Get some chaff, a bushel will do, and put it out in some good place where there are foxes, writes a Maine trapper, J. F. Miller. Put some small pieces of meat in the chaff, (skunk, muskrat or cat is good), and take a shingle and pound the bed down solid all over. Don't have any soft place in the bed, and don't handle any of the chaff with bare hands, or the bait either. Leave it in this shape until you go on, then get your trap ready to set, but you want your trap clean and free from rust, and this is a good way to do. Scrape with an old knife, then use a clean pan and boil in clean water for twenty minutes, and no fox can smell your trap. Set in edge of bed and cover in good shape, and make it look as natural as possible, and don't walk all around in snow, stand in one place and walk in same tracks when you visit this place, and don't go only every other day.
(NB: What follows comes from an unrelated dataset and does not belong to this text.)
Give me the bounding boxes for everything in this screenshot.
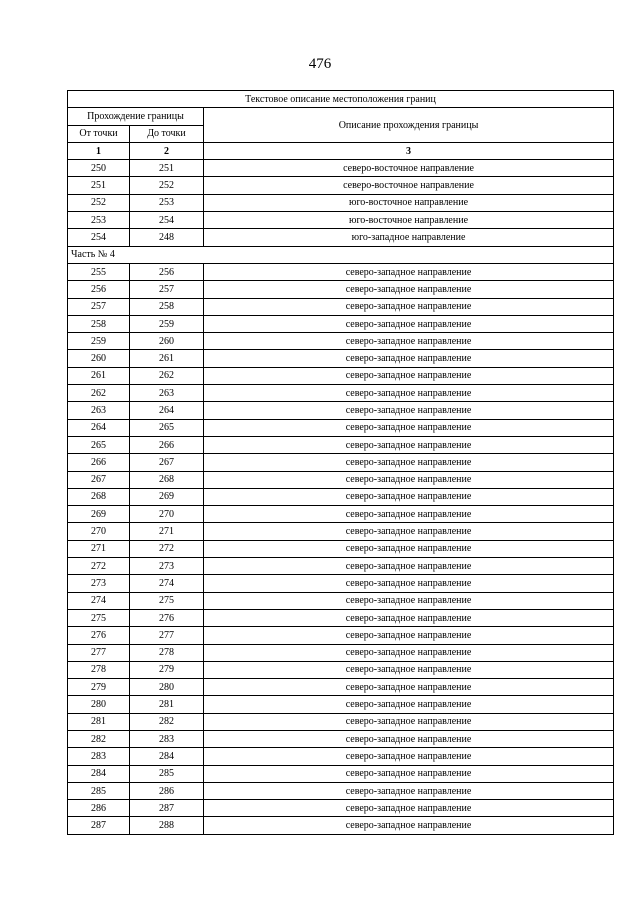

Now I will tell you of a good way to make a scent that will draw a fox to a trap. It will draw a fox a number of yards, but it will not draw them one mile or one half mile, and I doubt if it will one fourth mile, or any other scent that was ever made or ever will be. That is my idea of scents, but I know that they are good to draw animals to traps; they are like methods, some are better than others. This is not the best, but it is good. Take a cat, skunk and muskrat in April, dress them and chop them up fine and put them all in a glass jar. Put cover on and set them where it is warm so they will rot in good shape, and in the fall add a little fish oil and you will have something that will smell right loud.
SOME PET FOXES.
Most anything that will smell strong is good scent, but no matter how good your bait and scent is, you must have the trap so the fox can't smell it, and know how and where to set it. Don't forget to set your trap where there are foxes. This is one thing to keep in mind, always set where you see signs. Some think they can set a trap any old way and place, and ought to make a catch, and then get discouraged. If you don't get your game the first night try again and keep right on trying; it is courage and grit that makes a successful trapper. Look for signs whenever you are in the woods, and study them and the animals that you want to catch. I always look up places in summer, and when the time comes to set traps I know just where every trap is going and how many I want.
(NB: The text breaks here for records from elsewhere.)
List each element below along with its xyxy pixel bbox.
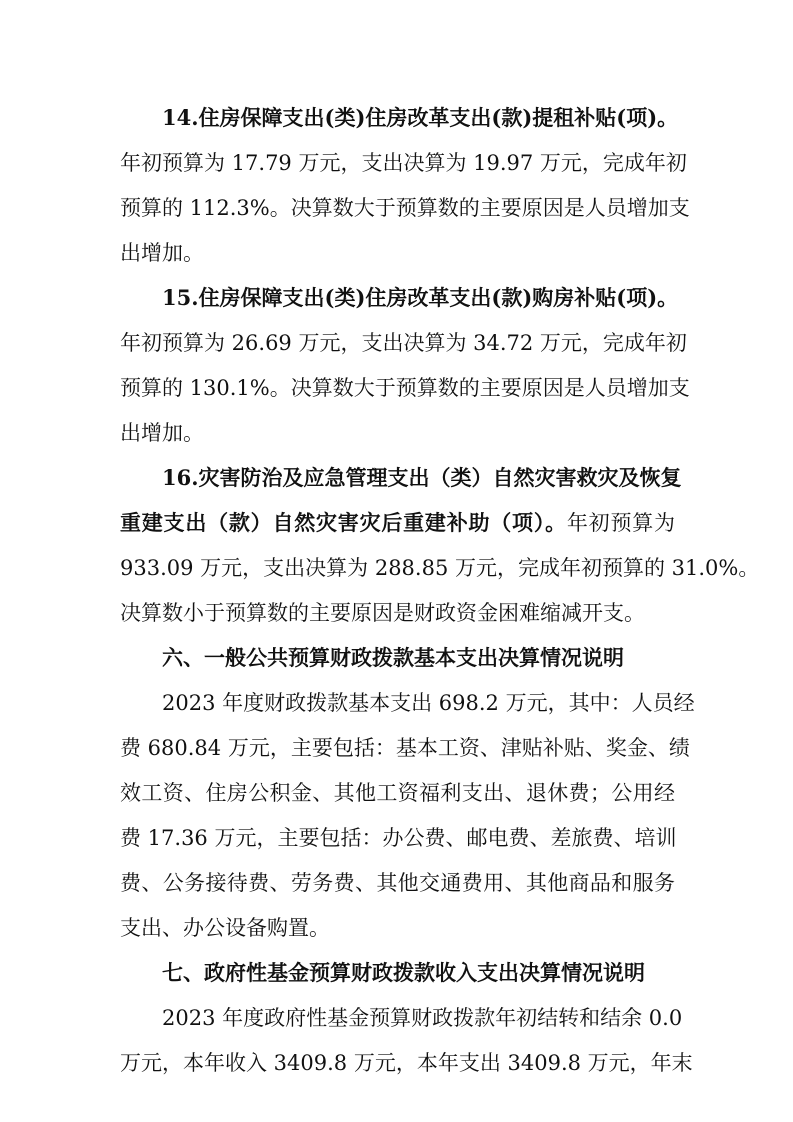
item-16-line-1: 933.09 万元，支出决算为 288.85 万元，完成年初预算的 31.0%。 xyxy=(120,556,760,580)
section-6-line-4: 费 17.36 万元，主要包括：办公费、邮电费、差旅费、培训 xyxy=(120,826,677,850)
item-14-line-2: 预算的 112.3%。决算数大于预算数的主要原因是人员增加支 xyxy=(120,196,690,220)
section-6-line-6: 支出、办公设备购置。 xyxy=(120,916,330,940)
section-7-line-2: 万元，本年收入 3409.8 万元，本年支出 3409.8 万元，年末 xyxy=(120,1051,693,1075)
section-7-line-1: 2023 年度政府性基金预算财政拨款年初结转和结余 0.0 xyxy=(162,1006,683,1030)
item-16-title-bold: 重建支出（款）自然灾害灾后重建补助（项）。 xyxy=(120,510,567,535)
section-7-heading: 七、政府性基金预算财政拨款收入支出决算情况说明 xyxy=(162,961,645,985)
item-14-line-3: 出增加。 xyxy=(120,241,204,265)
section-6-line-5: 费、公务接待费、劳务费、其他交通费用、其他商品和服务 xyxy=(120,871,675,895)
item-15-line-1: 年初预算为 26.69 万元，支出决算为 34.72 万元，完成年初 xyxy=(120,331,687,355)
item-14-line-1: 年初预算为 17.79 万元，支出决算为 19.97 万元，完成年初 xyxy=(120,151,687,175)
section-6-line-3: 效工资、住房公积金、其他工资福利支出、退休费；公用经 xyxy=(120,781,675,805)
item-16-line-2: 决算数小于预算数的主要原因是财政资金困难缩减开支。 xyxy=(120,601,645,625)
item-15-line-2: 预算的 130.1%。决算数大于预算数的主要原因是人员增加支 xyxy=(120,376,690,400)
item-16-title-line-1: 16.灾害防治及应急管理支出（类）自然灾害救灾及恢复 xyxy=(162,465,682,490)
item-16-title-rest: 年初预算为 xyxy=(566,511,676,535)
item-15-title: 15.住房保障支出(类)住房改革支出(款)购房补贴(项)。 xyxy=(162,285,679,310)
item-14-title: 14.住房保障支出(类)住房改革支出(款)提租补贴(项)。 xyxy=(162,105,679,130)
item-16-title-line-2 xyxy=(120,508,675,538)
section-6-heading: 六、一般公共预算财政拨款基本支出决算情况说明 xyxy=(162,646,624,670)
section-6-line-2: 费 680.84 万元，主要包括：基本工资、津贴补贴、奖金、绩 xyxy=(120,736,690,760)
section-6-line-1: 2023 年度财政拨款基本支出 698.2 万元，其中：人员经 xyxy=(162,691,695,715)
item-15-line-3: 出增加。 xyxy=(120,421,204,445)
I tried a great many times to catch a fox before I was successful. I remember one time I got an old horse for fox bait in winter, and put him in a good place. We had a snow storm a few days afterwards, and boylike I started with my rabbit dog and gun to look for rabbits and to take a look at my old horse to see if the foxes had begun to feed on him, and when I got to him he was a sight to behold. The snow was all trodden down solid around him where they had circled and stood around and fed on him. That was too much for me. It took the rabbit fever all out of me for that day, and I started for home to get six No. 2 1/2 Newhouse traps to set around the horse, and I could not get home quick enough to suit me.
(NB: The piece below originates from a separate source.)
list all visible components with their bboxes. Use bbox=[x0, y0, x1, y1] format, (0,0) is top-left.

I had always wanted to catch a fox so bad and I thought the time had come. I set them as well as I could and covered them up good, as I thought, and went home. It seemed to me that morning would never come. I knew I was going to have a fox, so I was up early and started after it. When I got almost to the bait I saw new tracks going towards the horse and that made my heart beat a little faster, as I was sure I had one, but they had gone as near as three feet and that was as near as they would go. They knew the traps were there as well as I did, and they never went there as long as my traps were set.